Neurosurgical infections due to multidrug-resistant organisms have become a nightmare that neurosurgeons are facing in the 21st century. This is the dawn of the so-called postantibiotic era. There is an urgent need to review and evaluate ways to reduce the high mortality rates due to these infections. The present study evaluates the efficacy of combined intravenous plus intrathecal or intraventricular (IV + IT) therapy versus only intravenous (IV) therapy in treating postneurosurgical Acinetobacter baumannii infections.


The authors performed a meta-analysis of all peer-reviewed studies from the PubMed, Cochrane Library database, ScienceDirect, and EMBASE in accordance with the PRISMA (Preferred Reporting Items for Systematic Reviews and Meta-Analyses) guidelines. Five studies were finally included in the present analysis: 126 patients were studied who had postneurosurgical A. baumannii infection. The Cochrane collaboration tool was used to evaluate risk of bias, and a test of heterogeneity was performed. The I2 statistic was calculated. The patients were divided into 2 groups: the IV group received only intravenous therapy and the IV + IT group received both intravenous and intrathecal or intraventricular antimicrobial therapy. The outcome was mortality attributed specifically to A. baumannii infection in postneurosurgical cases. The pooled data were analyzed using the Cochran-Mantel-Haenszel method in a fixed-effects model.
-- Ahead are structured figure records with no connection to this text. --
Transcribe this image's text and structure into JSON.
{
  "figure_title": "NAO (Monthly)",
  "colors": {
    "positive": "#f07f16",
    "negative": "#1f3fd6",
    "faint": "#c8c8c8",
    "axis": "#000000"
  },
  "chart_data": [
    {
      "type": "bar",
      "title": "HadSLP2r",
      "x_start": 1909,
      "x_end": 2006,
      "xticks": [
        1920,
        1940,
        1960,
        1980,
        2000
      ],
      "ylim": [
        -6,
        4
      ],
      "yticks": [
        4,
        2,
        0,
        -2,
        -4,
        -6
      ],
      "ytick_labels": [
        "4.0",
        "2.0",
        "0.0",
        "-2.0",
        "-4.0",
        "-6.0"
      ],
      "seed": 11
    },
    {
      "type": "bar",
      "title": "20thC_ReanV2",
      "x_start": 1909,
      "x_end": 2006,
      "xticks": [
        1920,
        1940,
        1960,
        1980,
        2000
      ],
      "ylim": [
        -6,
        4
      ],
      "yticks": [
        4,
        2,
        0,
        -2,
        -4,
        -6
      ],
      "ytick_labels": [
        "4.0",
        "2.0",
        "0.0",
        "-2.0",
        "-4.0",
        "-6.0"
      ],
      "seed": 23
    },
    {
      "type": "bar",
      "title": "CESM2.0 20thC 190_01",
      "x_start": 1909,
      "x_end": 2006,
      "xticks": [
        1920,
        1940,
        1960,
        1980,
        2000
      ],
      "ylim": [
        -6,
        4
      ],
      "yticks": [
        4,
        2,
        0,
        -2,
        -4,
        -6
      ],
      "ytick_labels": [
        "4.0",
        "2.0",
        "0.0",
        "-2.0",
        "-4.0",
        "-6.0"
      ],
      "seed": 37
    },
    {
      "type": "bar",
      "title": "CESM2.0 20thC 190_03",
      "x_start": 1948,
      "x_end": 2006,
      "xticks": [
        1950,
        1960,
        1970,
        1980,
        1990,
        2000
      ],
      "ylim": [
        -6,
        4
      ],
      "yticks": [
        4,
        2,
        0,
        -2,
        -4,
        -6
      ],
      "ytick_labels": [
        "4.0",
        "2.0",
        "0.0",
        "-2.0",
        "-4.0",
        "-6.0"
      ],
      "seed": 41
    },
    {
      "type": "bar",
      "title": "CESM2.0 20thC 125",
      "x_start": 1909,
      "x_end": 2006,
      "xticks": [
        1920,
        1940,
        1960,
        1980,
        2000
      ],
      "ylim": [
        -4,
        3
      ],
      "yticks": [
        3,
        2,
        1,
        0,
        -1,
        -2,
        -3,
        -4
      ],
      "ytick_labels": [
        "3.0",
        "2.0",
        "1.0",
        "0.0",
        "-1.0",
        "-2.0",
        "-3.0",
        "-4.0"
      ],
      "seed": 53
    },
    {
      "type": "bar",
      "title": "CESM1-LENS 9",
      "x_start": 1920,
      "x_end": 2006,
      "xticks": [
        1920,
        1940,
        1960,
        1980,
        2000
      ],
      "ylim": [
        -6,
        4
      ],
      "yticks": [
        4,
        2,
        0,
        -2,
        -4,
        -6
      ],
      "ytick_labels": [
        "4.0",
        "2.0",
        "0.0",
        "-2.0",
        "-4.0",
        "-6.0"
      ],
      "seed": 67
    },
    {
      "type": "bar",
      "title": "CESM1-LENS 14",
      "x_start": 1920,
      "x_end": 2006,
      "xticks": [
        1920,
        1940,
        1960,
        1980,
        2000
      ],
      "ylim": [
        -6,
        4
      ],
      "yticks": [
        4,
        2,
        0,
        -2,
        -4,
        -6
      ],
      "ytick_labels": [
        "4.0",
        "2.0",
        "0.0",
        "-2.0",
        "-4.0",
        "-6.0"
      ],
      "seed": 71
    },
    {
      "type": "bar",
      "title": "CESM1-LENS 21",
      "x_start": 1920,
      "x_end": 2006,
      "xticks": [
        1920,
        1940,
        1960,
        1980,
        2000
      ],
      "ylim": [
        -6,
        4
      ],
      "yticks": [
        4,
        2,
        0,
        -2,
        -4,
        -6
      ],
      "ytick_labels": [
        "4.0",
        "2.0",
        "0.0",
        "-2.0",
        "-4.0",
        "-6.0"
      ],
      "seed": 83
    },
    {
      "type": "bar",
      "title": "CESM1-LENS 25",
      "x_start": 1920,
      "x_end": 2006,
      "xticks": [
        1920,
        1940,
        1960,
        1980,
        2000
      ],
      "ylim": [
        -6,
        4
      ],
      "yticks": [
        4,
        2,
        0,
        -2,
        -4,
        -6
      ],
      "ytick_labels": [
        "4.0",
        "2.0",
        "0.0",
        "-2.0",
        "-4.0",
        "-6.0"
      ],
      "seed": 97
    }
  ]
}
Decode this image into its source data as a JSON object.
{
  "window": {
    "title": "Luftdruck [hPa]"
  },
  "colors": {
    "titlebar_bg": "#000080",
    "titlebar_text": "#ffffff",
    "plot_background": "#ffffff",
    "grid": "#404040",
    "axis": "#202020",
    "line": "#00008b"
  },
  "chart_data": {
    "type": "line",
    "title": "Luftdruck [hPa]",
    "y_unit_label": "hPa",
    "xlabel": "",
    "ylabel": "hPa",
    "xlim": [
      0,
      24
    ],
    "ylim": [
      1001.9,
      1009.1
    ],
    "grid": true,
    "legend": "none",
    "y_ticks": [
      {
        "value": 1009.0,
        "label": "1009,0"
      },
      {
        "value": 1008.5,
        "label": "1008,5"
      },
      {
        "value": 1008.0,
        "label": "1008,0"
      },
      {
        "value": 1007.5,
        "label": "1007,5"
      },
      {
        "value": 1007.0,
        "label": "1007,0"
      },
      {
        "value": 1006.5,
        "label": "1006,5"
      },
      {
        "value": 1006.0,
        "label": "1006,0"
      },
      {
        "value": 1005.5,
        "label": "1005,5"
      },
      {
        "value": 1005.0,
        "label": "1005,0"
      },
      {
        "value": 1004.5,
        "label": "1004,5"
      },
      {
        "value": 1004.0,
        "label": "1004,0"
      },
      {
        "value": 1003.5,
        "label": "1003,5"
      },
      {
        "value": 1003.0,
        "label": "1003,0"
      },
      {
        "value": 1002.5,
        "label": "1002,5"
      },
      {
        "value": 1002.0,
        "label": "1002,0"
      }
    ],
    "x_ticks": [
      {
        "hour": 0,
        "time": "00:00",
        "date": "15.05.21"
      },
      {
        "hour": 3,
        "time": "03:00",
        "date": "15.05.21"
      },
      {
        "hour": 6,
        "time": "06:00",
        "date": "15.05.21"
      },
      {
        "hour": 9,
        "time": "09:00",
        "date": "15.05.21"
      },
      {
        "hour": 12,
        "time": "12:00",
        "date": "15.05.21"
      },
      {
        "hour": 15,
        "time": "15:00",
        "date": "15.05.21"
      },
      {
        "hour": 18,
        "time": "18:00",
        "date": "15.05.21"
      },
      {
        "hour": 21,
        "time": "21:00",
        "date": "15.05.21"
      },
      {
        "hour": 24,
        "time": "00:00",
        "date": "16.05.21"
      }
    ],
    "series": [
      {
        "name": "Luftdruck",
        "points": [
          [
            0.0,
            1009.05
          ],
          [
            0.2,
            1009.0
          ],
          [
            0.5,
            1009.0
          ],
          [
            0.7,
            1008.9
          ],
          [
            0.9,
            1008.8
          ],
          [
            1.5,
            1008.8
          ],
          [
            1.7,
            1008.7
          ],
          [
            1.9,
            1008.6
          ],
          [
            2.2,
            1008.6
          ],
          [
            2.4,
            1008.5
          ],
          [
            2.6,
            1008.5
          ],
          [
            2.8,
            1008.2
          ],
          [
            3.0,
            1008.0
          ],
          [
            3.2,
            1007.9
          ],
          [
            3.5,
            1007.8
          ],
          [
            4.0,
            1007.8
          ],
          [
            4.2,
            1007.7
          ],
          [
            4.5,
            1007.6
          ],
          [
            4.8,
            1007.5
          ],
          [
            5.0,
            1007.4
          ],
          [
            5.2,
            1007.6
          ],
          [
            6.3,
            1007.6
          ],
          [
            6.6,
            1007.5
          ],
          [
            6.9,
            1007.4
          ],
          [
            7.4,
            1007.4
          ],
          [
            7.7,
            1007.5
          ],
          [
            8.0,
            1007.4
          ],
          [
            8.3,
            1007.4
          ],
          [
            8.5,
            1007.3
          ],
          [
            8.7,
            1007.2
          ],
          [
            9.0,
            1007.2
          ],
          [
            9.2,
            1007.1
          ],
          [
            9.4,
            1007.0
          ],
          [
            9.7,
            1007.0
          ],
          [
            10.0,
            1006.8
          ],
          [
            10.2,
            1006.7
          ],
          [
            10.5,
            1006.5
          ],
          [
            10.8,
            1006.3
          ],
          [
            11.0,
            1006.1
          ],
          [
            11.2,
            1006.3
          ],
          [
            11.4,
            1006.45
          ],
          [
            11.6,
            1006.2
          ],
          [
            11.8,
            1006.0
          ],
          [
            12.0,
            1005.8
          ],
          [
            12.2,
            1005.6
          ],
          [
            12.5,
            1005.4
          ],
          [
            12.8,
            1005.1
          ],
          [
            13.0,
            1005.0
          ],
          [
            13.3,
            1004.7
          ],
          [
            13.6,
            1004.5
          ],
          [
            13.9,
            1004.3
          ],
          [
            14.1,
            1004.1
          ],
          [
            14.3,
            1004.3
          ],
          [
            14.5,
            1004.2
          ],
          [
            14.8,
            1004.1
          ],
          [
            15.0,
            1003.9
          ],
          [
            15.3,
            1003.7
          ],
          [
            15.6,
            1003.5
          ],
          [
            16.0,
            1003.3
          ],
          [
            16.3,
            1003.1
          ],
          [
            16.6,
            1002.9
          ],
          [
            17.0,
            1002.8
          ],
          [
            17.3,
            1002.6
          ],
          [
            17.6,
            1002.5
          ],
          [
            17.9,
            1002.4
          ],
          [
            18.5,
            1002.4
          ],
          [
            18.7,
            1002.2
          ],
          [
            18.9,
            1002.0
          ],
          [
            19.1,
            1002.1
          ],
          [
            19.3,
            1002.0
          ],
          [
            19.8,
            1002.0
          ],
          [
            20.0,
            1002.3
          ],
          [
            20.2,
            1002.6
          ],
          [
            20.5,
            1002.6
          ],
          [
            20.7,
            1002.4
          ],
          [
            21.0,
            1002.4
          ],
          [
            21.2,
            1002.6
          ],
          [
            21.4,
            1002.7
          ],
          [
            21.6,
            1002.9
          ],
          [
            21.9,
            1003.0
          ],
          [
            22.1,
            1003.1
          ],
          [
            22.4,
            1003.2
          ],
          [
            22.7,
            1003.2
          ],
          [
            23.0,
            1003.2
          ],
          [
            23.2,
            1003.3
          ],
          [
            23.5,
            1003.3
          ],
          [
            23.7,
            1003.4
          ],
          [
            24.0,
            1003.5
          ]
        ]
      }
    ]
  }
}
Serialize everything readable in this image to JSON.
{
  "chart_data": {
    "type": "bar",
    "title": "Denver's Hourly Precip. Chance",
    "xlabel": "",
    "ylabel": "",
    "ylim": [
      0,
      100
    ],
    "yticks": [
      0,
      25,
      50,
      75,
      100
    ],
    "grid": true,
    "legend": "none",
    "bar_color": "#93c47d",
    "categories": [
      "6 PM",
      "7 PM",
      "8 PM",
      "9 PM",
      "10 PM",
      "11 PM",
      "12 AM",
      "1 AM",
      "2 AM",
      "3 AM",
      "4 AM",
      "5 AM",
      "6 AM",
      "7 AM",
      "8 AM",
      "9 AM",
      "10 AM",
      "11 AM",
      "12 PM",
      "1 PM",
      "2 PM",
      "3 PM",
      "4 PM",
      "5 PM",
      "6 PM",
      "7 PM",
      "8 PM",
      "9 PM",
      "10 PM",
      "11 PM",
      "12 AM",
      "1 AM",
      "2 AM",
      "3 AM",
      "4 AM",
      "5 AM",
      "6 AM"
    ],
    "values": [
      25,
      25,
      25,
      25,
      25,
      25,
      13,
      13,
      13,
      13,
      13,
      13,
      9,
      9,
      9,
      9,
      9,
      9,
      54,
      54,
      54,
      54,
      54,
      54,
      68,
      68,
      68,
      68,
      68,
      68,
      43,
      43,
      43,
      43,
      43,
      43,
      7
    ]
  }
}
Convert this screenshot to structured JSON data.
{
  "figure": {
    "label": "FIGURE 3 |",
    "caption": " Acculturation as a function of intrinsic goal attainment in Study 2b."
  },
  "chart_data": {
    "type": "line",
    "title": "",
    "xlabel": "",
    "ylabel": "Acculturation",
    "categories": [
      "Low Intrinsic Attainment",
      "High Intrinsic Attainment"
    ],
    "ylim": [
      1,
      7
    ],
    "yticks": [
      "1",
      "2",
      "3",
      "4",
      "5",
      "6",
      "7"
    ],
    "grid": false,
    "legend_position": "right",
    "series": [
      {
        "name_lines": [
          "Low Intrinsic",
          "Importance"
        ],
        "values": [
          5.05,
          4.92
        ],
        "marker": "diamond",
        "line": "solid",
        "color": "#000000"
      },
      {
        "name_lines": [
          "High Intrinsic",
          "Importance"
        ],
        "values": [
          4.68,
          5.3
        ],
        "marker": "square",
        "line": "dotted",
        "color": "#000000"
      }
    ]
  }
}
The total number of patients in the IV-only group was 73, and the number of patients in the IV + IT group was 53. The mean duration of intravenous therapy was 27 days. The mean duration of intrathecal colistin was 21 days. The intravenous dose of colistin ranged from 3.75 to 8.8 MIU per day. The dose of intrathecal colistin ranged between 125,000 and 250,000 IU per day. The overall calculated odds ratio for mortality for the IV + IT group after pooling the data was 0.16 (95% CI 0.06–0.40, p < 0.0001). The patients who received IV + IT therapy had an 84% lower risk of dying due to the infection compared with those who received only IV therapy.


There is an 84% lower risk of mortality in patients who have been treated with combined intrathecal or intraventricular plus intravenous antimicrobial therapy versus those who have been treated with intravenous therapy alone. The intrathecal or intraventricular route should be strongly considered when dealing with postneurosurgical multidrug-resistant A. baumannii infections.